After the fall of Summerland, Jane McKeene hoped her life would get simpler: Get out of town, stay alive, and head west to California to find her mother.
But nothing is easy when you’re a girl trained in putting down the restless dead, and a devastating loss on the road to a protected village called Nicodermus has Jane questioning everything she thought she knew about surviving in 1880’s America.
What’s more, this safe haven is not what it appears – as Jane discovers when she sees familiar faces from Summerland amid this new society. Caught between mysteries and lies, the undead, and her own inner demons, Jane soon finds herself on a dark path of blood and violence that threatens to consume her.
But she won’t be in it alone.
Katherine Deveraux never expected to be allied with Jane McKeene. But after the hell she has endured, she knows friends are hard to come by – and that Jane needs her, too, whether Jane wants to admit it or not.
Watching Jane’s back, however, is more than she bargained for, and when they both reach a breaking point, it’s up to Katherine to keep hope alive – even as she begins to fear that there is no happily-ever-after for girls like her.
I listened to the first book in this series about eighteen months ago, and when my book club requirement was to read a YA historical novel, I decided it was a perfect time to listen to the sequel. Yes, zombies aren’t really part of history, but the book is categorized as US Civil War Period Historical Fiction – so that works for me.
With Bahni Turpin being such a fantastic narrator of the first book, Dread Nation, I was thrilled she returned for the sequel. Jane is just as snarky as ever, which I totally enjoy, and she’s still killing shamblers (zombies). Alternating POVs between Jane and Katherine allow the reader to gain better insight into Katherine’s character this go around, and she nearly steals some scenes. The unlikely friendship between them is one of the highlights of the story for me. Separated for a portion of the book, each endures trials and tribulations of their own before reunited to search for their safe haven and Jane’s mother.
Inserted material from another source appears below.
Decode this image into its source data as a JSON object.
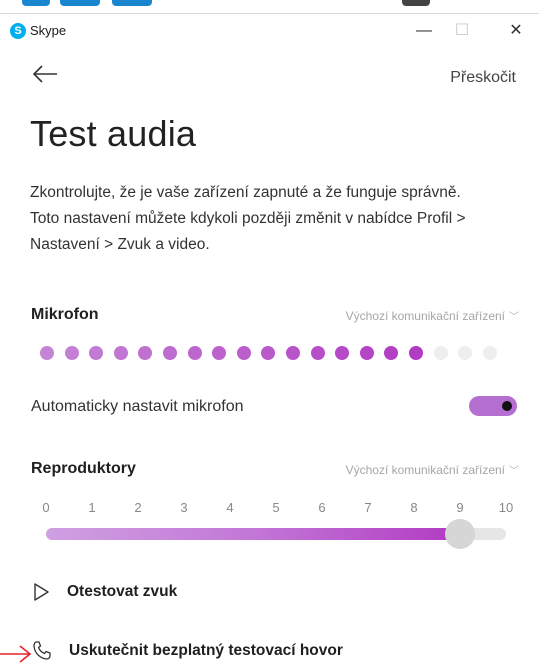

At over 500 pages (14.5 hour audiobook), this is a long read, and I struggled with pacing in the middle. Jane is on a mission, with good reason, but her obsession ventures into repetitive territory. Once past that, the ending moves along pretty quickly and delivers a satisfying conclusion fitting for these characters.
If you’re a zombie fan, I recommend reading this duology that offers a different take on the genre in a historical setting.